Standing on the shoulders of these big boys is perhaps a good idea. It has given Ookbee immense reach which any startup would dream of. Its CEO and co-founder, Natavudh (nicknamed Moo), pointed me towards five TV ads which featured Ookbee. The latest one, still on air right now, is below:
Ookbee was founded in December 2010 under the management of IT WORKS. In addition to Moo himself, the founders are Charn Polapat (business development director), Joe Sangboon (marketing director), and Tia Pakpoom (CTO). The idea was inspired when the team received their first tablet two years ago. Moo added:
We thought it would be nice if we could read all these local books and magazines on these tablets so we don’t have to carry them around.
So instead of just talk and imagination, Moo and his team built Ookbee to make their idea a reality. The first version of Ookbee was shipped just eight months later. He explains:
We offer a new way for people to read their favorite publications by bringing them to smart devices (both tablets and smartphones) and at the same time, making it cheaper and friendlier to use. With Ookbee, we make ebooks even more entertaining than the original version on paper.
Ookbee quickly became a huge success. To date it has attracted over 1.5 million users in Thailand with most of the local ebook apps powered by Ookbee. It’s quite a large figure considering that the content is only in Thai for now. The team grew from five to over 30 people now. Besides Thailand, Ookbee has presence in Vietnam and is also eyeing Malaysia later this year. Moo tells me:
What make us different is the broad range of local books and magazine we are offering. What’s important is the speed into the markets. Ookbee now takes up to 85 percent market share, millions of users, and sealed deals with most local publishers in Thailand — most of them we have exclusive contracts with.
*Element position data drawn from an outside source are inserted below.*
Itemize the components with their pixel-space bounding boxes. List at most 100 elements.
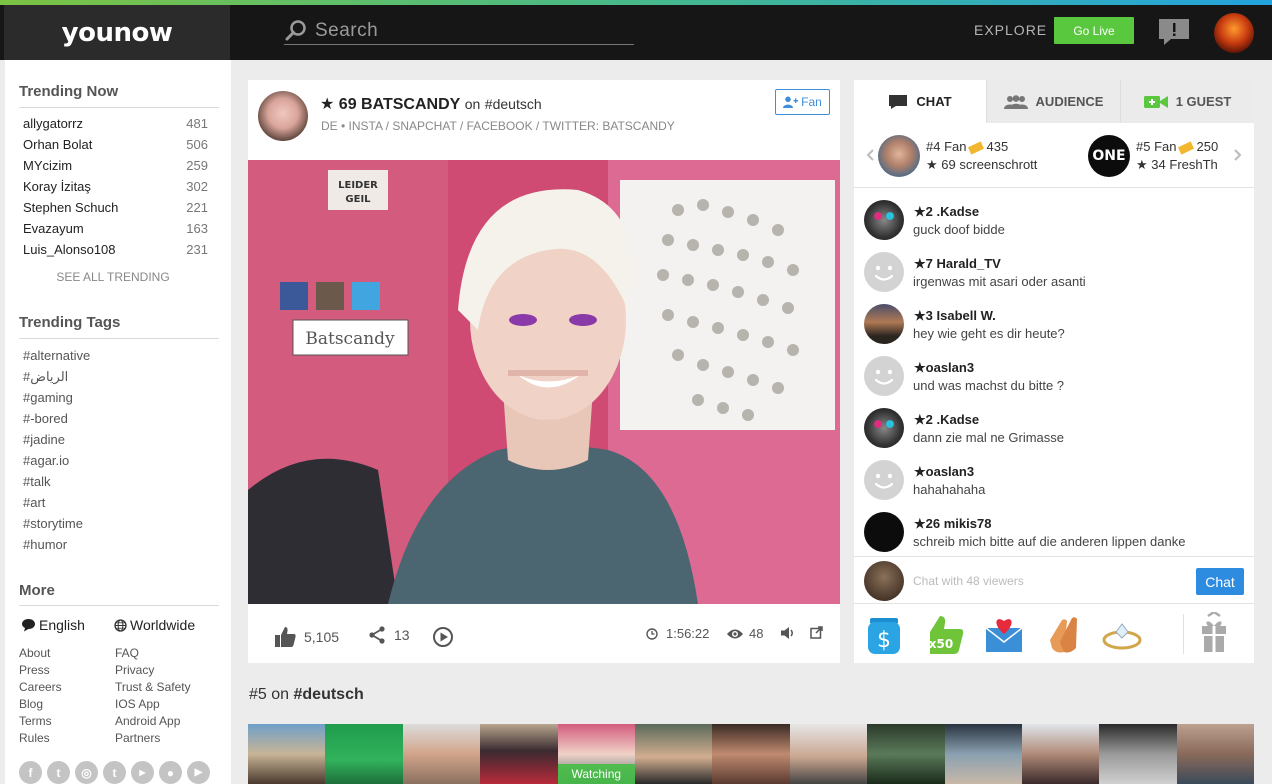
facebook-icon[interactable]: f — [19, 761, 42, 784]
tag-link[interactable]: #jadine — [23, 432, 65, 447]
broadcast-thumbnail[interactable] — [944, 724, 1022, 784]
broadcast-thumbnail[interactable] — [248, 724, 326, 784]
trending-item[interactable]: Luis_Alonso108 231 — [23, 242, 208, 257]
tag-link[interactable]: #alternative — [23, 348, 90, 363]
chat-input[interactable]: Chat with 48 viewers — [913, 574, 1024, 588]
chevron-left-icon[interactable] — [866, 149, 874, 161]
trending-item[interactable]: Koray İzitaş 302 — [23, 179, 208, 194]
broadcast-thumbnail-current[interactable]: Watching — [557, 724, 635, 784]
tab-audience[interactable]: AUDIENCE — [986, 80, 1120, 123]
broadcast-thumbnail[interactable] — [480, 724, 558, 784]
left-sidebar: Trending Now allygatorrz 481 Orhan Bolat 5… — [5, 60, 231, 784]
twitter-icon[interactable]: t — [47, 761, 70, 784]
broadcaster-avatar[interactable] — [258, 91, 308, 141]
default-avatar-icon[interactable] — [864, 252, 904, 292]
broadcast-tag-link[interactable]: #deutsch — [485, 96, 542, 112]
broadcast-thumbnail[interactable] — [402, 724, 481, 784]
chevron-right-icon[interactable] — [1234, 149, 1242, 161]
tumblr-icon[interactable]: t — [103, 761, 126, 784]
careers-link[interactable]: Careers — [19, 680, 62, 694]
user-avatar[interactable] — [1214, 13, 1254, 53]
explore-link[interactable]: EXPLORE — [974, 22, 1047, 38]
chat-tabs: CHAT AUDIENCE 1 GUEST — [854, 80, 1254, 123]
batscandy-sign: Batscandy — [305, 329, 395, 349]
youtube-icon[interactable]: ▶ — [131, 761, 154, 784]
share-button[interactable]: 13 — [368, 626, 410, 644]
chat-avatar[interactable] — [864, 304, 904, 344]
google-play-icon[interactable]: ▶ — [187, 761, 210, 784]
gift-box-icon[interactable] — [1194, 612, 1234, 656]
popout-button[interactable] — [810, 626, 823, 639]
thumbs-up-x50-icon[interactable]: x50 — [922, 612, 966, 656]
trending-item[interactable]: allygatorrz 481 — [23, 116, 208, 131]
default-avatar-icon[interactable] — [864, 460, 904, 500]
see-all-trending-link[interactable]: SEE ALL TRENDING — [5, 270, 221, 284]
broadcast-thumbnail[interactable] — [712, 724, 790, 784]
tag-link[interactable]: #art — [23, 495, 45, 510]
trust-safety-link[interactable]: Trust & Safety — [115, 680, 191, 694]
apple-icon[interactable]: ● — [159, 761, 182, 784]
search-input[interactable]: Search — [315, 20, 378, 42]
tag-link[interactable]: #agar.io — [23, 453, 69, 468]
ranking-tag-link[interactable]: #deutsch — [294, 686, 364, 703]
top-fan-item[interactable]: #4 Fan 435 ★ 69 screenschrott — [878, 135, 1037, 177]
ticket-icon — [1178, 140, 1195, 155]
tag-link[interactable]: #talk — [23, 474, 50, 489]
tag-link[interactable]: #gaming — [23, 390, 73, 405]
trending-item[interactable]: Orhan Bolat 506 — [23, 137, 208, 152]
region-selector[interactable]: Worldwide — [114, 617, 195, 633]
ios-app-link[interactable]: IOS App — [115, 697, 160, 711]
broadcast-thumbnail[interactable] — [634, 724, 713, 784]
younow-logo[interactable]: younow — [4, 5, 230, 60]
chat-avatar[interactable] — [864, 512, 904, 552]
fan-button[interactable]: Fan — [775, 89, 830, 115]
broadcast-thumbnail[interactable] — [1021, 724, 1100, 784]
default-avatar-icon[interactable] — [864, 356, 904, 396]
tab-guest[interactable]: 1 GUEST — [1120, 80, 1254, 123]
chat-message: ★oaslan3 und was machst du bitte ? — [864, 356, 1244, 396]
diamond-ring-icon[interactable] — [1100, 612, 1144, 656]
replay-button[interactable] — [432, 626, 454, 648]
trending-item[interactable]: Evazayum 163 — [23, 221, 208, 236]
broadcast-thumbnail[interactable] — [789, 724, 868, 784]
clap-hands-icon[interactable] — [1042, 612, 1086, 656]
love-letter-icon[interactable] — [982, 612, 1026, 656]
chat-avatar[interactable] — [864, 200, 904, 240]
volume-button[interactable] — [780, 626, 796, 640]
send-chat-button[interactable]: Chat — [1196, 568, 1244, 595]
thumbs-up-icon — [275, 627, 296, 647]
speech-bubble-icon — [22, 619, 35, 632]
eye-icon — [727, 629, 743, 638]
search-box[interactable]: Search — [284, 17, 634, 45]
android-app-link[interactable]: Android App — [115, 714, 180, 728]
about-link[interactable]: About — [19, 646, 50, 660]
tag-link[interactable]: #-bored — [23, 411, 68, 426]
tab-chat[interactable]: CHAT — [854, 80, 986, 123]
rules-link[interactable]: Rules — [19, 731, 50, 745]
broadcast-thumbnail[interactable] — [325, 724, 403, 784]
privacy-link[interactable]: Privacy — [115, 663, 154, 677]
terms-link[interactable]: Terms — [19, 714, 52, 728]
tag-link[interactable]: #storytime — [23, 516, 83, 531]
dollar-jar-icon[interactable]: $ — [862, 612, 906, 656]
chat-avatar[interactable] — [864, 408, 904, 448]
go-live-button[interactable]: Go Live — [1054, 17, 1134, 44]
broadcast-thumbnail[interactable] — [1176, 724, 1255, 784]
broadcaster-name[interactable]: BATSCANDY — [361, 96, 460, 113]
trending-item[interactable]: Stephen Schuch 221 — [23, 200, 208, 215]
tag-link[interactable]: #humor — [23, 537, 67, 552]
press-link[interactable]: Press — [19, 663, 50, 677]
broadcast-thumbnail[interactable] — [1099, 724, 1177, 784]
language-selector[interactable]: English — [21, 617, 85, 633]
live-video[interactable]: LEIDER GEIL Batscandy — [248, 160, 840, 604]
trending-item[interactable]: MYcizim 259 — [23, 158, 208, 173]
instagram-icon[interactable]: ◎ — [75, 761, 98, 784]
like-button[interactable]: 5,105 — [274, 626, 339, 648]
tag-link[interactable]: #الرياض — [23, 369, 68, 385]
messages-icon[interactable] — [1158, 18, 1190, 46]
faq-link[interactable]: FAQ — [115, 646, 139, 660]
partners-link[interactable]: Partners — [115, 731, 160, 745]
blog-link[interactable]: Blog — [19, 697, 43, 711]
top-fan-item[interactable]: ONE #5 Fan 250 ★ 34 FreshTh — [1088, 135, 1226, 177]
broadcast-thumbnail[interactable] — [867, 724, 945, 784]
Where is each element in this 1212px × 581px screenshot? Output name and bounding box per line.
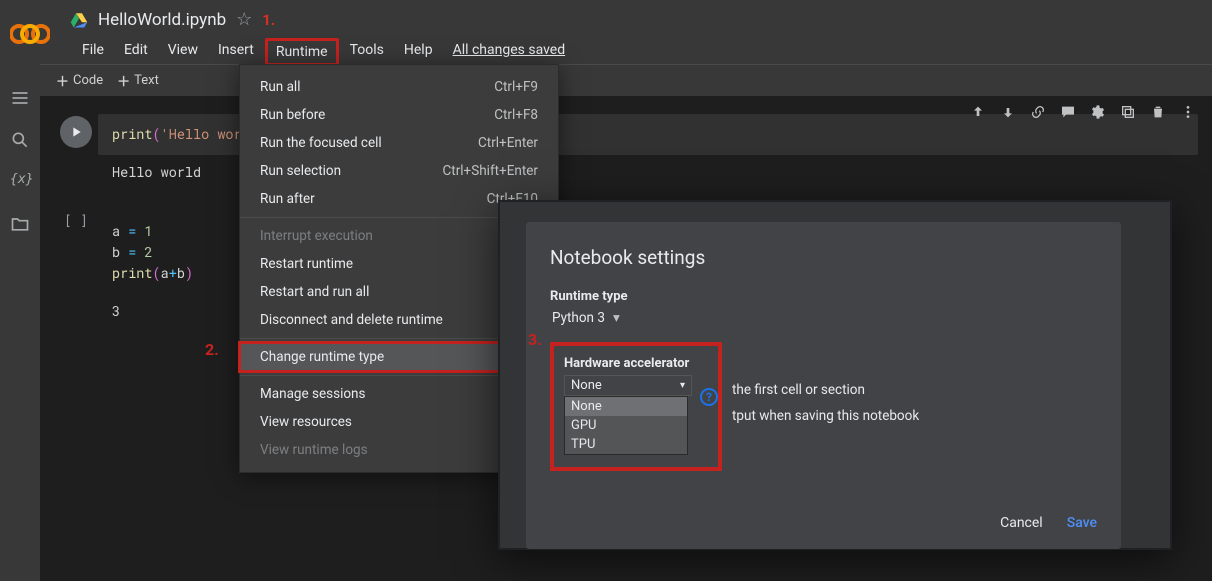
cell-execution-indicator[interactable]: [ ] bbox=[60, 213, 92, 227]
save-button[interactable]: Save bbox=[1067, 515, 1097, 531]
cell-mirror-icon[interactable] bbox=[1120, 104, 1138, 122]
menu-insert[interactable]: Insert bbox=[209, 38, 263, 66]
hardware-accelerator-block: Hardware accelerator None ▾ ? None GPU T… bbox=[550, 342, 722, 471]
menu-edit[interactable]: Edit bbox=[115, 38, 157, 66]
menu-label: Run before bbox=[260, 107, 325, 123]
menu-view[interactable]: View bbox=[159, 38, 207, 66]
option-none[interactable]: None bbox=[565, 397, 687, 416]
menu-label: View runtime logs bbox=[260, 442, 368, 458]
variables-icon[interactable]: {x} bbox=[10, 172, 30, 192]
hint-line: tput when saving this notebook bbox=[732, 404, 919, 430]
menu-label: Restart runtime bbox=[260, 256, 353, 272]
hardware-accelerator-options: None GPU TPU bbox=[564, 396, 688, 455]
menu-label: Restart and run all bbox=[260, 284, 369, 300]
dialog-title: Notebook settings bbox=[550, 246, 1097, 269]
hardware-accelerator-label: Hardware accelerator bbox=[564, 356, 706, 371]
runtime-type-value: Python 3 bbox=[552, 310, 605, 326]
menu-saved-status[interactable]: All changes saved bbox=[444, 38, 575, 66]
notebook-title[interactable]: HelloWorld.ipynb bbox=[98, 10, 226, 30]
menu-shortcut: Ctrl+Shift+Enter bbox=[442, 163, 538, 179]
hardware-accelerator-value: None bbox=[571, 378, 602, 393]
hardware-accelerator-select[interactable]: None ▾ bbox=[564, 375, 692, 396]
menu-tools[interactable]: Tools bbox=[341, 38, 393, 66]
cell-settings-icon[interactable] bbox=[1090, 104, 1108, 122]
cell-comment-icon[interactable] bbox=[1060, 104, 1078, 122]
notebook-settings-dialog: Notebook settings Runtime type Python 3 … bbox=[526, 222, 1121, 549]
cell-delete-icon[interactable] bbox=[1150, 104, 1168, 122]
toc-icon[interactable] bbox=[10, 88, 30, 108]
option-tpu[interactable]: TPU bbox=[565, 435, 687, 454]
annotation-1: 1. bbox=[262, 11, 275, 29]
cell-action-toolbar bbox=[970, 104, 1198, 122]
run-cell-button[interactable] bbox=[60, 116, 92, 148]
annotation-2: 2. bbox=[205, 340, 219, 359]
menu-shortcut: Ctrl+Enter bbox=[478, 135, 538, 151]
menu-label: Change runtime type bbox=[260, 349, 384, 365]
menu-label: Run after bbox=[260, 191, 315, 207]
add-code-button[interactable]: ＋Code bbox=[56, 71, 103, 90]
menu-run-before[interactable]: Run before Ctrl+F8 bbox=[240, 101, 558, 129]
help-icon[interactable]: ? bbox=[700, 388, 718, 406]
menu-shortcut: Ctrl+F8 bbox=[494, 107, 538, 123]
menu-file[interactable]: File bbox=[73, 38, 113, 66]
menu-run-all[interactable]: Run all Ctrl+F9 bbox=[240, 73, 558, 101]
star-icon[interactable]: ☆ bbox=[236, 11, 252, 29]
menu-label: Interrupt execution bbox=[260, 228, 373, 244]
cell-move-up-icon[interactable] bbox=[970, 104, 988, 122]
cell-move-down-icon[interactable] bbox=[1000, 104, 1018, 122]
cell-more-icon[interactable] bbox=[1180, 104, 1198, 122]
dialog-hint-text: the first cell or section tput when savi… bbox=[732, 378, 919, 429]
option-gpu[interactable]: GPU bbox=[565, 416, 687, 435]
menu-run-selection[interactable]: Run selection Ctrl+Shift+Enter bbox=[240, 157, 558, 185]
menu-help[interactable]: Help bbox=[395, 38, 442, 66]
drive-icon bbox=[70, 11, 88, 29]
cell-output: Hello world bbox=[54, 155, 1198, 181]
menu-label: Manage sessions bbox=[260, 386, 365, 402]
chevron-down-icon: ▾ bbox=[680, 380, 685, 391]
menubar: File Edit View Insert Runtime Tools Help… bbox=[73, 38, 574, 66]
search-icon[interactable] bbox=[10, 130, 30, 150]
menu-label: Run all bbox=[260, 79, 300, 95]
menu-run-focused[interactable]: Run the focused cell Ctrl+Enter bbox=[240, 129, 558, 157]
menu-label: Disconnect and delete runtime bbox=[260, 312, 443, 328]
runtime-type-label: Runtime type bbox=[550, 289, 1097, 304]
runtime-type-select[interactable]: Python 3 ▾ bbox=[550, 308, 1097, 328]
menu-label: View resources bbox=[260, 414, 352, 430]
cancel-button[interactable]: Cancel bbox=[1000, 515, 1043, 531]
code-cell[interactable]: print('Hello world') Hello world bbox=[54, 114, 1198, 181]
add-code-label: Code bbox=[73, 73, 103, 88]
annotation-3: 3. bbox=[528, 330, 542, 349]
chevron-down-icon: ▾ bbox=[613, 310, 620, 326]
files-icon[interactable] bbox=[10, 214, 30, 234]
notebook-settings-backdrop: Notebook settings Runtime type Python 3 … bbox=[498, 200, 1172, 550]
cell-link-icon[interactable] bbox=[1030, 104, 1048, 122]
colab-logo bbox=[10, 14, 50, 54]
menu-label: Run the focused cell bbox=[260, 135, 382, 151]
menu-runtime[interactable]: Runtime bbox=[265, 38, 339, 66]
notebook-toolbar: ＋Code ＋Text bbox=[40, 64, 1212, 96]
hint-line: the first cell or section bbox=[732, 378, 919, 404]
left-rail: {x} bbox=[0, 64, 40, 581]
add-text-button[interactable]: ＋Text bbox=[117, 71, 159, 90]
add-text-label: Text bbox=[134, 73, 159, 88]
menu-label: Run selection bbox=[260, 163, 341, 179]
menu-shortcut: Ctrl+F9 bbox=[494, 79, 538, 95]
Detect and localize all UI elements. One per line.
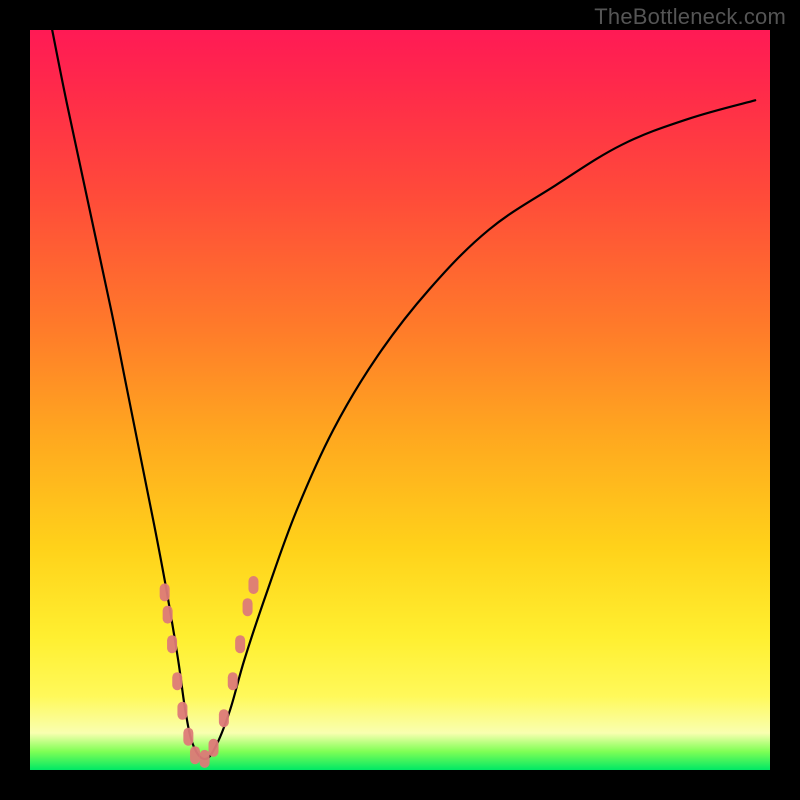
chart-svg: [30, 30, 770, 770]
curve-marker: [183, 728, 193, 746]
curve-marker: [172, 672, 182, 690]
curve-marker: [228, 672, 238, 690]
curve-marker: [190, 746, 200, 764]
plot-area: [30, 30, 770, 770]
marker-group: [160, 576, 259, 768]
curve-marker: [160, 583, 170, 601]
curve-marker: [209, 739, 219, 757]
outer-frame: TheBottleneck.com: [0, 0, 800, 800]
curve-marker: [177, 702, 187, 720]
watermark-text: TheBottleneck.com: [594, 4, 786, 30]
curve-marker: [200, 750, 210, 768]
curve-marker: [243, 598, 253, 616]
bottleneck-curve: [52, 30, 755, 759]
curve-marker: [167, 635, 177, 653]
curve-marker: [235, 635, 245, 653]
curve-marker: [248, 576, 258, 594]
curve-marker: [219, 709, 229, 727]
curve-marker: [163, 606, 173, 624]
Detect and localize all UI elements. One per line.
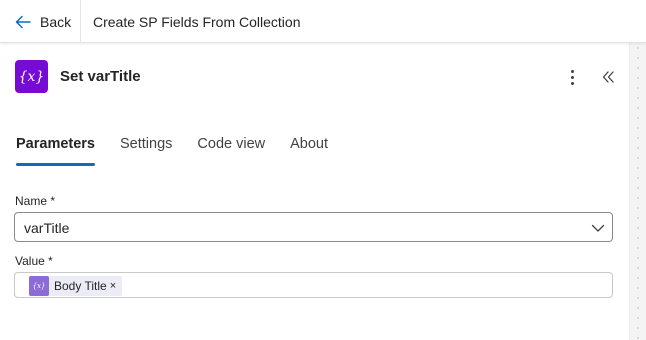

Earlier this year, Ookbee was spun off from IT WORKS and now works as a standalone company. It generates revenue through digital sales/subscriptions, and earns some revenue share via the publishers. It looks profitable, although Moo didn’t reveal any figures to me. The startup has been very aggressive in both local and regional expansion, and that certainly looks to be a promising sign of the company’s success so far, and its prospects moving forward.